最重要的是,太子年过三十好几,早就多次表露出对父皇口头拖延却拒不退位的安抚感到厌烦,也早就对继位掌权迫不及待。
这些都是人尽皆知的事实,然而这些也都只是他所想的禁军立场的“应该。”
他完全能确定的只有,江南并非拜跪,而是单腿曲立。
这种行军礼的姿态在表示臣服之外,还有一重要由来,便是源于战士铠甲厚重而起蹲不便,故而为了方便起身继续作战,才改为单膝军礼。

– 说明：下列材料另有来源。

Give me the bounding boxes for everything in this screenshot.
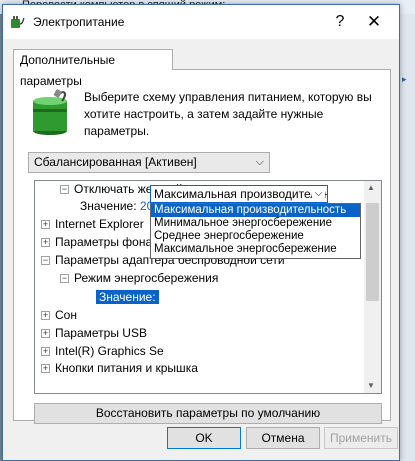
- tree-row[interactable]: + Internet Explorer: [41, 216, 144, 233]
- tree-row-label: Сон: [55, 308, 77, 322]
- expand-icon[interactable]: +: [41, 311, 50, 321]
- tab-panel: Выберите схему управления питанием, кото…: [13, 69, 391, 424]
- tree-row-value[interactable]: Значение:: [96, 289, 159, 306]
- close-button[interactable]: ✕: [359, 10, 389, 34]
- scrollbar-thumb[interactable]: [366, 203, 379, 301]
- dropdown-option[interactable]: Среднее энергосбережение: [151, 230, 360, 243]
- tree-row-label: Режим энергосбережения: [74, 271, 219, 285]
- tree-row[interactable]: − Режим энергосбережения: [60, 270, 218, 287]
- tree-row-label: Параметры USB: [55, 326, 147, 340]
- collapse-icon[interactable]: −: [41, 256, 50, 266]
- collapse-icon[interactable]: −: [60, 274, 69, 284]
- ok-button[interactable]: OK: [167, 427, 241, 449]
- collapse-icon[interactable]: −: [60, 185, 69, 195]
- window-title: Электропитание: [33, 15, 125, 29]
- chevron-down-icon: ⌵: [255, 156, 264, 168]
- power-saving-mode-select[interactable]: Максимальная производительнос ⌵: [150, 185, 328, 203]
- tree-row[interactable]: + Кнопки питания и крышка: [41, 360, 198, 377]
- tab-advanced-settings[interactable]: Дополнительные параметры: [13, 49, 173, 88]
- cancel-button[interactable]: Отмена: [246, 427, 320, 449]
- dropdown-option[interactable]: Максимальная производительность: [151, 204, 360, 217]
- chevron-down-icon: ⌵: [312, 186, 325, 202]
- power-options-dialog: Электропитание ? ✕ Дополнительные параме…: [2, 4, 400, 461]
- tree-row[interactable]: + Параметры USB: [41, 325, 147, 342]
- scroll-down-icon[interactable]: ▼: [367, 381, 375, 390]
- intro-text: Выберите схему управления питанием, кото…: [84, 90, 372, 138]
- dropdown-option[interactable]: Максимальное энергосбережение: [151, 243, 360, 256]
- expand-icon[interactable]: +: [41, 220, 50, 230]
- title-bar[interactable]: Электропитание ? ✕: [3, 5, 399, 39]
- tree-row[interactable]: + Intel(R) Graphics Se: [41, 343, 164, 360]
- expand-icon[interactable]: +: [41, 364, 50, 374]
- tree-row-label: Internet Explorer: [55, 217, 144, 231]
- power-scheme-value: Сбалансированная [Активен]: [34, 155, 197, 169]
- tree-row[interactable]: + Сон: [41, 307, 77, 324]
- expand-icon[interactable]: +: [41, 347, 50, 357]
- battery-power-icon: [33, 89, 67, 135]
- tree-scrollbar[interactable]: ▲ ▼: [364, 181, 381, 393]
- expand-icon[interactable]: +: [41, 329, 50, 339]
- background-window-right-edge: ▸: [398, 14, 415, 461]
- background-link-icon: ▸: [402, 74, 407, 84]
- dropdown-option[interactable]: Минимальное энергосбережение: [151, 217, 360, 230]
- value-label: Значение:: [80, 199, 137, 213]
- value-label-selected: Значение:: [96, 290, 159, 304]
- dialog-client-area: Дополнительные параметры Выберите схему …: [3, 39, 399, 460]
- help-button[interactable]: ?: [329, 11, 351, 33]
- power-saving-mode-dropdown[interactable]: Максимальная производительность Минималь…: [150, 203, 361, 259]
- restore-defaults-button[interactable]: Восстановить параметры по умолчанию: [34, 403, 382, 424]
- power-plug-icon: [11, 16, 25, 28]
- scroll-up-icon[interactable]: ▲: [367, 183, 375, 192]
- power-scheme-select[interactable]: Сбалансированная [Активен] ⌵: [28, 152, 270, 173]
- tree-row-label: Кнопки питания и крышка: [55, 361, 198, 375]
- apply-button[interactable]: Применить: [324, 427, 398, 449]
- power-saving-mode-value: Максимальная производительнос: [154, 187, 328, 201]
- expand-icon[interactable]: +: [41, 238, 50, 248]
- tree-row-label: Intel(R) Graphics Se: [55, 344, 164, 358]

且他的刀还握在左手,都表示了随时可以进行第二次猎杀。
而至于要不要开启这再次的屠戮,决定权全在自己。
两人奇迹般的默契让这番临时起意的疯狂计划炸开在蒙蒙天亮之际,江南的一声“殿下”更是所有人有耳皆闻的铁证。
他不知道是紧张过了头还是兴奋过了头,身体开始控制不住地产生奇怪的感觉,他竟然忍不住想笑。
低下头掩饰自己的异状,就在此时,禁军队伍里有反应快速者立刻率先跪下,传出一声清晰的,“叩见新皇——”
一经带头,随之而来的便是所有人更整齐的重复。
他知道他推测对了所有的“应该”。
立刻也跟着转身膝行几步,他从叩向父皇转而跪朝兄长,深深埋下头去的一瞬间,眼泪和嘴角漏出的嗤笑一起沉默地爆发出来。
他总算是亲手促成了这个他最不甘接受的结局。